Он закончил под фанфары. Мы, стоя, огласили воздух воплями восторга, теперь не было нужды в дирижировании Мардикяна. Ребята из средств массовой информации разбежались передавать свои кассеты, члены клуба хлопали в ладоши и говорили о Белом доме, женщины рыдали, Куинн, вспотевший, с распростертыми руками, принимал это как должное со спокойным удовлетворением, а я почувствовал первые признаки неумолимой силы, протекающей в Соединенные Штаты.
Прошел еще час прежде, чем Сундара, Фридман, Каталина и я выбрались из отеля. В машину — и быстро домой.
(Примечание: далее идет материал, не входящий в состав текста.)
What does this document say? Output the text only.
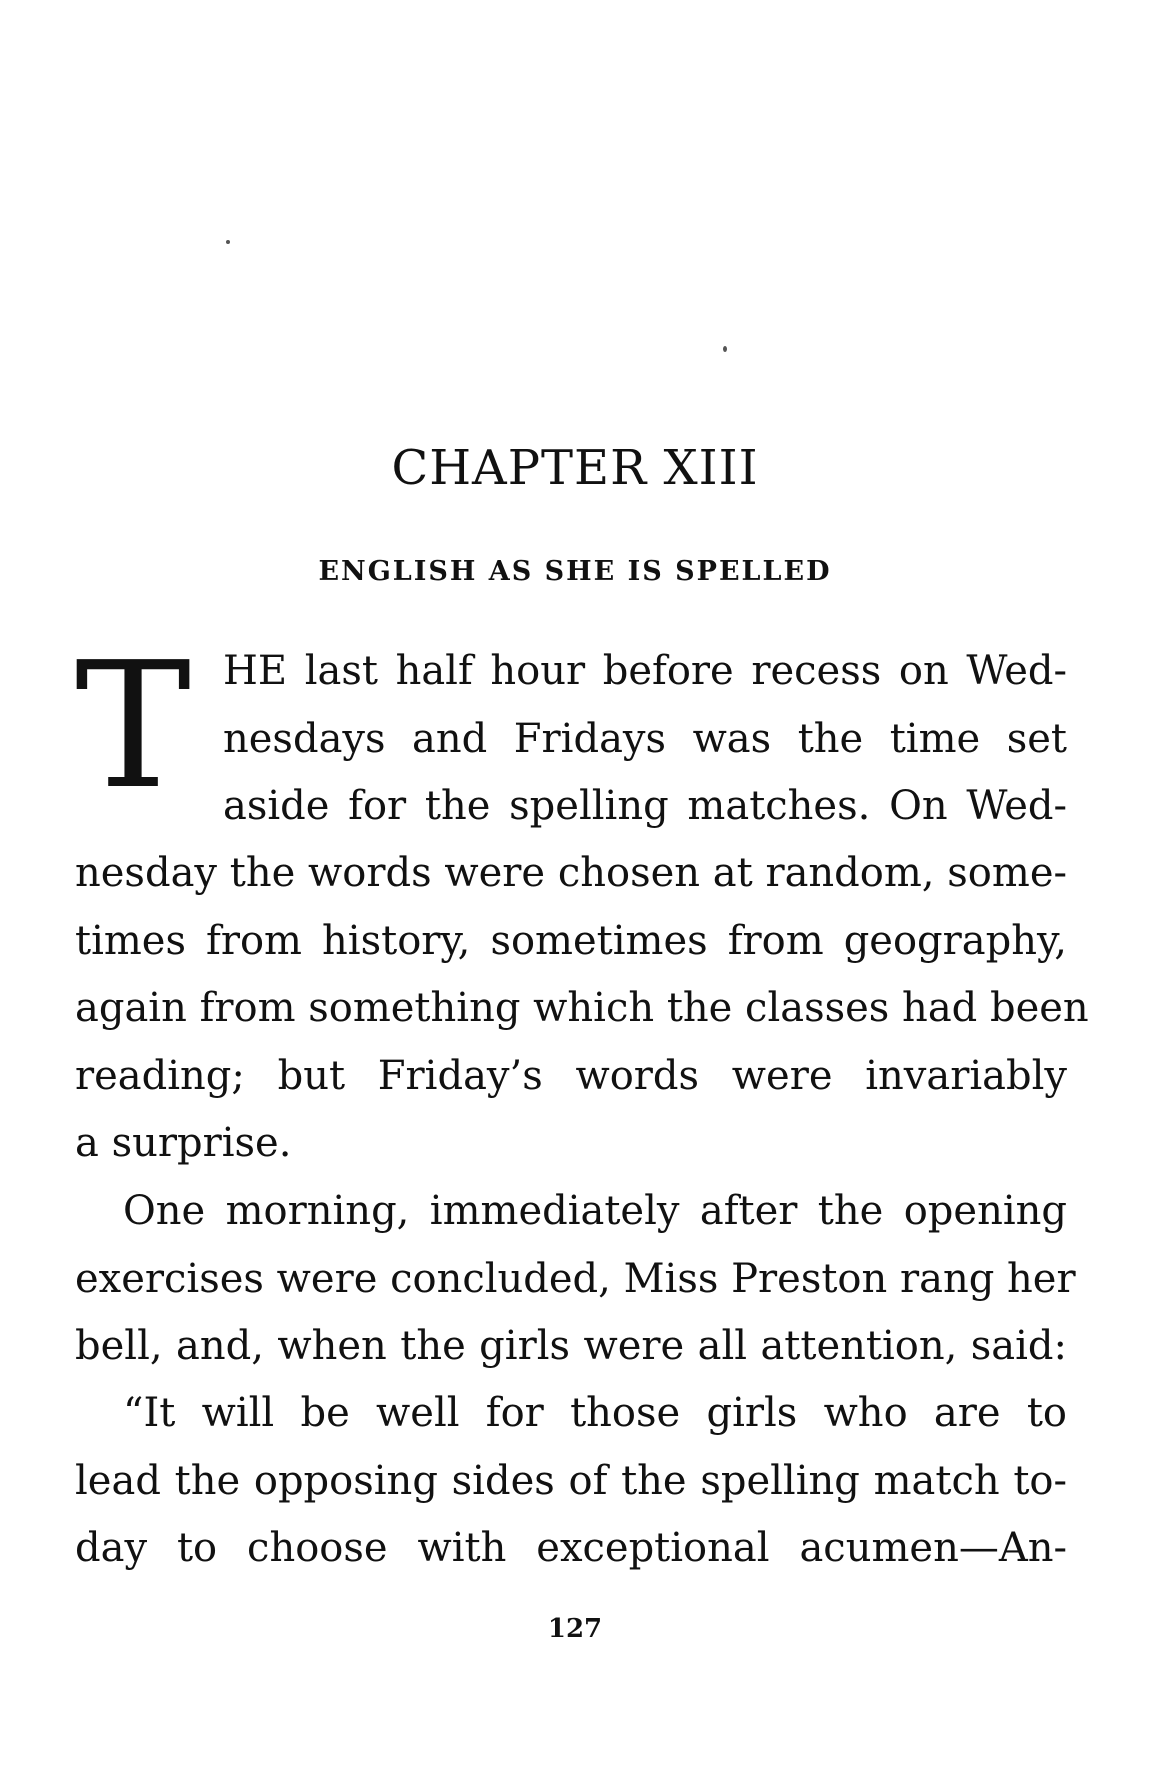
CHAPTER XIII
ENGLISH AS SHE IS SPELLED
T HE last half hour before recess on Wed-
nesdays and Fridays was the time set
aside for the spelling matches. On Wed-
nesday the words were chosen at random, some-
times from history, sometimes from geography,
again from something which the classes had been
reading; but Friday’s words were invariably
a surprise.
One morning, immediately after the opening
exercises were concluded, Miss Preston rang her
bell, and, when the girls were all attention, said:
“It will be well for those girls who are to
lead the opposing sides of the spelling match to-
day to choose with exceptional acumen—An-
127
Странное смущенное молчание; нам все не терпелось приступить к этому, но временно преобладали социальные условности и мы притворялись холодными, и, кроме того, Куинн подавил нас. Мы были полны им, его решительными фразами, его роковым присутствием, которое делало нас полными ничтожествами, онемевшими, безвольными, ошеломленными. Никто не мог предпринять первого шага. Мы болтали. Бренди, наркотики; прогулка по нашим апартаментам; Сундара и я показывали наши картины, скульптуру, примитивные артефакты, вид из окон на Бруклин, нам стало легче, но сексуальной обстановки не возникло; то состояние сексуального влечения, которым мы были так возбуждены три часа назад, рассеялось под влиянием речи Куинна. Мог ли Гитлер приводить к оргазму? Или Цезарь? Мы развалились на толстом белом ковре. Еще наркотиков. Куинн, Куинн, Куинн: вместо секса мы говорили о политике. Наконец Фридман, почти преднамеренно, провел ладонью от лодыжки до бедра Сундары. Это был сигнал. Мы уничтожили напряженность.
– Ему нужно баллотироваться в следующем году, — говорит Каталина Ярбер, нарочито маневрируя так, что разрез ее юбки раскрывается, обнажая плоский живот, золотистые завитки.
– Лидеккер выступит на номинации, — предположил Фридман, осмелев и лаская грудь Сундары.
Я коснулся выключателя, изменяя освещение, комната озарилась эйфорическим светом. Все закружилось в вихре мерцающего огня. Ярбер предложила трубку с наркотиком.
– От Сиккима, — объявила она, — самый лучший. — Обращаясь к Фридману, она сказала: — Я знаю Лидеккера, но Куинн может его оттолкнуть, если попытается.